Response from Southampton General Hospital 12 years ago
Southampton General Hospital
Submitted on 27/03/2012 at 14:02
Published on nhs.uk on 28/03/2012 at 04:05


I am very sorry to read that this has been your experience whilst on D5. It is very upsetting and disappointing that it was perceived that the standard of day to day care of the patients on D5 was very poor. We would encourage any patient, relative or visitor to the ward to raise any concerns, about their care or care of other patients, with the Ward Sister Team at the earliest opportunity.

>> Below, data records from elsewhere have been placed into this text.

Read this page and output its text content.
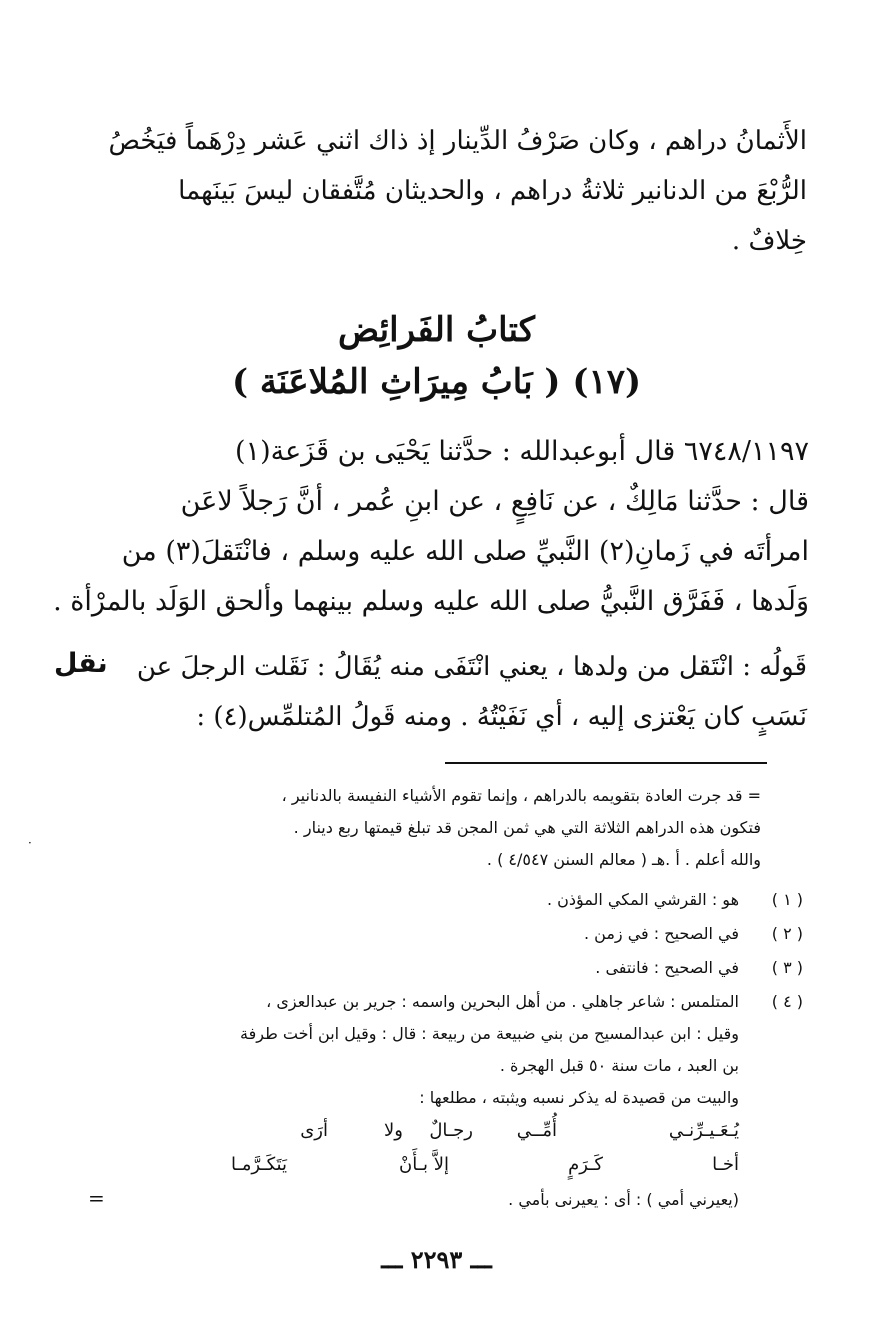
الأَثمانُ دراهم ، وكان صَرْفُ الدِّينار إذ ذاك اثني عَشر دِرْهَماً فيَخُصُ
الرُّبْعَ من الدنانير ثلاثةُ دراهم ، والحديثان مُتَّفقان ليسَ بَينَهما
خِلافٌ .
كتابُ الفَرائِض
(١٧) ( بَابُ مِيرَاثِ المُلاعَنَة )
٦٧٤٨/١١٩٧ قال أبوعبدالله : حدَّثنا يَحْيَى بن قَزَعة(١)
قال : حدَّثنا مَالِكٌ ، عن نَافِعٍ ، عن ابنِ عُمر ، أنَّ رَجلاً لاعَن
امرأتَه في زَمانِ(٢) النَّبيِّ صلى الله عليه وسلم ، فانْتَقلَ(٣) من
وَلَدها ، فَفَرَّق النَّبيُّ صلى الله عليه وسلم بينهما وألحق الوَلَد بالمرْأة .
قَولُه : انْتَقل من ولدها ، يعني انْتَفَى منه يُقَالُ : نَقَلت الرجلَ عن
نَسَبٍ كان يَعْتزى إليه ، أي نَفَيْتُهُ . ومنه قَولُ المُتلمِّس(٤) :
نقل
= قد جرت العادة بتقويمه بالدراهم ، وإنما تقوم الأشياء النفيسة بالدنانير ،
فتكون هذه الدراهم الثلاثة التي هي ثمن المجن قد تبلغ قيمتها ربع دينار .
والله أعلم . أ .هـ ( معالم السنن ٤/٥٤٧ ) .
( ١ )
هو : القرشي المكي المؤذن .
( ٢ )
في الصحيح : في زمن .
( ٣ )
في الصحيح : فانتفى .
( ٤ )
المتلمس : شاعر جاهلي . من أهل البحرين واسمه : جرير بن عبدالعزى ،
وقيل : ابن عبدالمسيح من بني ضبيعة من ربيعة : قال : وقيل ابن أخت طرفة
بن العبد ، مات سنة ٥٠ قبل الهجرة .
والبيت من قصيدة له يذكر نسبه ويثبته ، مطلعها :
يُـعَـيـرِّنـي
أُمِّــي
رجـالٌ
ولا
أرَى
أخـا
كَـرَمٍ
إلاَّ بـأَنْ
يَتَكَـرَّمـا
(يعيرني أمي ) : أى : يعيرنى بأمي .
=
·
ـــ ٢٢٩٣ ـــ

This would enable actions to be taken immediately to rectify the concerns.

There are several specific comments, related to other patients on the ward at the time, to which I am unable to provide a personal response to on a public website.

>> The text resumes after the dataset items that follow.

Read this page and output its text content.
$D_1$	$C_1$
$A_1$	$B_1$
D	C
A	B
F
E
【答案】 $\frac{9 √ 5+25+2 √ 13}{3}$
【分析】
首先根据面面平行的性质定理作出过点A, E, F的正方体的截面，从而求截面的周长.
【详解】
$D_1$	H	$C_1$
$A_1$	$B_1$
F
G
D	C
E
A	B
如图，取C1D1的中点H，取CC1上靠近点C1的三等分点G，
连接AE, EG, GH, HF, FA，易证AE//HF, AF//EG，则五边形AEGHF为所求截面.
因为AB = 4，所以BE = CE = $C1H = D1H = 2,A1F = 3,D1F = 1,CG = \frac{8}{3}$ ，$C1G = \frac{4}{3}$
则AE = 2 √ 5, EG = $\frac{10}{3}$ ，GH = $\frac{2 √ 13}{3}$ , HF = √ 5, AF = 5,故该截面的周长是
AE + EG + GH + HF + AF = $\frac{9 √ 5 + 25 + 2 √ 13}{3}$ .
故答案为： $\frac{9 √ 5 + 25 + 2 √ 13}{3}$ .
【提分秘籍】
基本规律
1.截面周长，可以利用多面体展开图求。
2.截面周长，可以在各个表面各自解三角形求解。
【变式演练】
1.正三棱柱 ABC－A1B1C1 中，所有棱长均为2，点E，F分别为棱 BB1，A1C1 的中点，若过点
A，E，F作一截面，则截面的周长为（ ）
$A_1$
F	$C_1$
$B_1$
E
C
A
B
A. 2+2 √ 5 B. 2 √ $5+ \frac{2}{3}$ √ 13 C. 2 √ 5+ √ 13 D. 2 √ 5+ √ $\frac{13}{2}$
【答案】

The Ward Manager on D5 has successfully monitored and addressed a number of areas, steadily embedding changes in culture and practice in the daily ward routine for the whole nursing team:

• the use of a meal time co-coordinator role to sustain the improvement in nutritional care for patients, with the red tray and red cup system for identifying patients that need help with their intake of diet and fluids.

• the use of the daily nurse in charge ward round to improve the communication and monitoring of the plan of care for each patient.

• new equipment including 3 bedside monitoring systems and 3 saturations monitors have been sourced.

• audits have been undertaken to raise awareness to the ward team of specific issues e.g. length of time that nurse call bells ring for.

• daily handover at the end of each consultant ward round to the nurses caring for each patient with the aim of co-coordinating the plan of care.

Whilst I understand your concern regarding staffing levels, the Trust has completed a robust exercise, using a nationally agreed tool, to ensure that the staffing ratios for the ward is within the guidelines used for ensuring safe staffing. However the use of agency staff, supported by an induction process, to cover any sickness for permanent staff is required. That said your comments have been noted.

During January the ward was closed due to the an outbreak of Norovirus. I would like to reassure you that during this time, with the daily support of the infection prevention team , all infection control policies were strictly followed to ensure the correct isolation of patients within the ward and within the medical unit as a whole.